In order to collect benefits from Anthem, you will have to pay for the prescription up front, then file a claim for reimbursement from Anthem.  In order to get started with Anthem, YOU have to provide them with proof that you exhausted benefits under MEDCO.  So, the last Explanation of Benefits that you received from MEDCO should be submitted to Anthem along with receipts for any current prescriptions.

This additional pharmacy benefit is paid as an out-of-network benefit.  See your benefit book for details and out-of-pocket maximums.

(Top)

Q – Can I drop my spouse or other dependent(s) from my coverage even though my divorce is not yet final?
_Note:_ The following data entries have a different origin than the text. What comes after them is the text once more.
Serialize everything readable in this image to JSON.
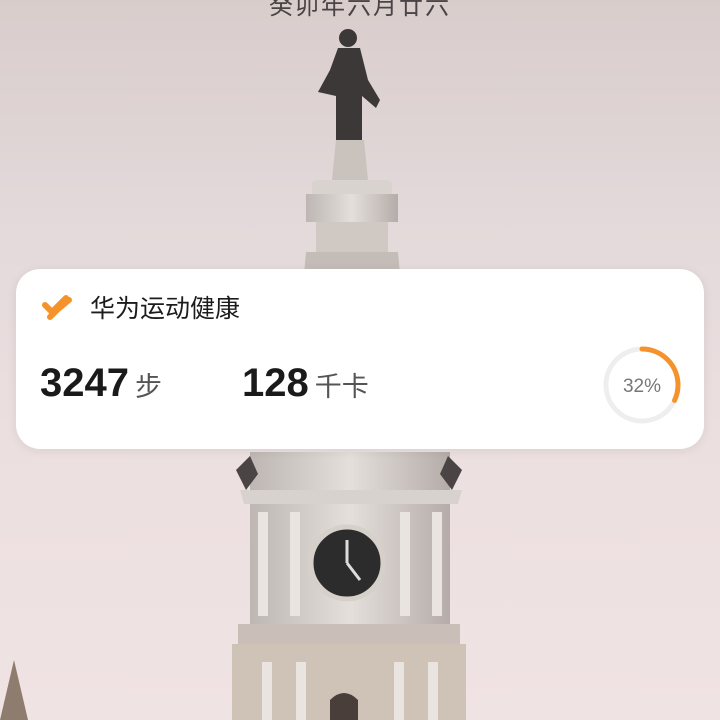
{
  "header": {
    "date_text": "癸卯年六月廿六"
  },
  "widget": {
    "app_name": "华为运动健康",
    "steps": {
      "value": "3247",
      "unit": "步"
    },
    "calories": {
      "value": "128",
      "unit": "千卡"
    },
    "progress": {
      "label": "32%",
      "percent": 32
    },
    "accent_color": "#f5922b"
  }
}
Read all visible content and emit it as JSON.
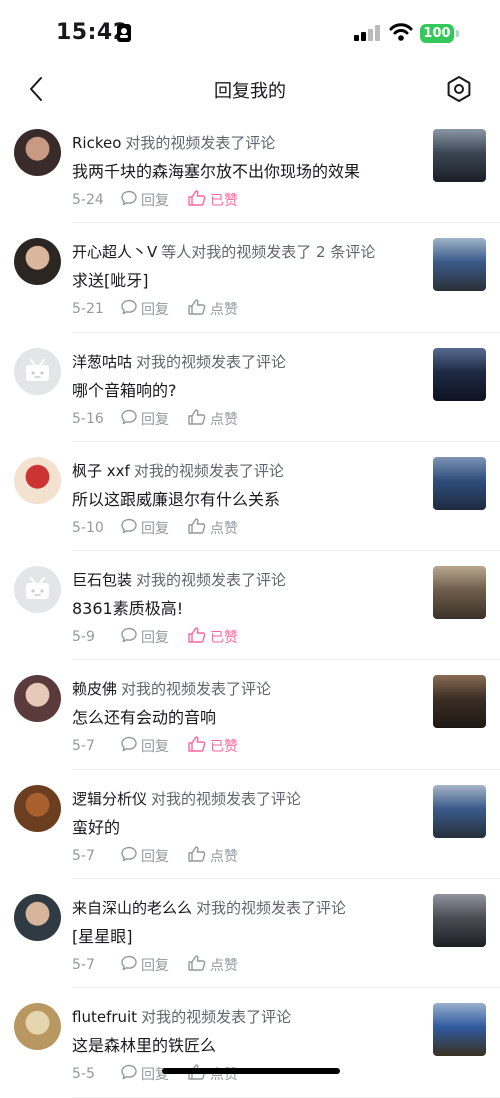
{
  "status": {
    "time": "15:42",
    "battery": "100"
  },
  "nav": {
    "title": "回复我的"
  },
  "items": [
    {
      "user": "Rickeo",
      "action": "对我的视频发表了评论",
      "content": "我两千块的森海塞尔放不出你现场的效果",
      "date": "5-24",
      "reply_label": "回复",
      "like_label": "已赞",
      "liked": true,
      "avatar": "photo"
    },
    {
      "user": "开心超人丶V",
      "action": "等人对我的视频发表了 2 条评论",
      "content": "求送[呲牙]",
      "date": "5-21",
      "reply_label": "回复",
      "like_label": "点赞",
      "liked": false,
      "avatar": "photo"
    },
    {
      "user": "洋葱咕咕",
      "action": "对我的视频发表了评论",
      "content": "哪个音箱响的?",
      "date": "5-16",
      "reply_label": "回复",
      "like_label": "点赞",
      "liked": false,
      "avatar": "default"
    },
    {
      "user": "枫子 xxf",
      "action": "对我的视频发表了评论",
      "content": "所以这跟威廉退尔有什么关系",
      "date": "5-10",
      "reply_label": "回复",
      "like_label": "点赞",
      "liked": false,
      "avatar": "photo"
    },
    {
      "user": "巨石包装",
      "action": "对我的视频发表了评论",
      "content": "8361素质极高!",
      "date": "5-9",
      "reply_label": "回复",
      "like_label": "已赞",
      "liked": true,
      "avatar": "default"
    },
    {
      "user": "赖皮佛",
      "action": "对我的视频发表了评论",
      "content": "怎么还有会动的音响",
      "date": "5-7",
      "reply_label": "回复",
      "like_label": "已赞",
      "liked": true,
      "avatar": "photo"
    },
    {
      "user": "逻辑分析仪",
      "action": "对我的视频发表了评论",
      "content": "蛮好的",
      "date": "5-7",
      "reply_label": "回复",
      "like_label": "点赞",
      "liked": false,
      "avatar": "photo"
    },
    {
      "user": "来自深山的老么么",
      "action": "对我的视频发表了评论",
      "content": "[星星眼]",
      "date": "5-7",
      "reply_label": "回复",
      "like_label": "点赞",
      "liked": false,
      "avatar": "photo"
    },
    {
      "user": "flutefruit",
      "action": "对我的视频发表了评论",
      "content": "这是森林里的铁匠么",
      "date": "5-5",
      "reply_label": "回复",
      "like_label": "点赞",
      "liked": false,
      "avatar": "photo"
    }
  ],
  "colors": {
    "accent": "#ff6699",
    "meta": "#9499a0",
    "text": "#18191c"
  }
}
A –Yes, the choice to no longer cover a spouse or dependent is yours (during any open enrollment), unless a court order is in place that governs and requires you to cover dependent children and/or your spouse.  Keep in mind, however, that if you drop the coverage for dependents and/or a spouse, they may not be eligible for COBRA if a qualifying event under COBRA has not yet taken place.  For example, if a divorce is not yet final, and you drop the coverage for family members before it is, there is no eligibility for COBRA.  Please carefully consider your decision to drop coverage, because if you drop family members from the plans during one open enrollment and they need coverage later, you cannot add them until the next open enrollment.

(Top)

Q – If I am not working because I am on Worker’s Compensation or other leave where the payroll deduction for my health coverage is not being made because I am not receiving a paycheck. What happens to my coverage if I don’t pay my share?

A – These are contributory plans.  That means if you want to continue to have your claims paid, you will need to pay the City your share of the premium that is due.  The City is not obligated to pay your share.  If you do not pay your share, claim payments will be suspended and coverage may be terminated.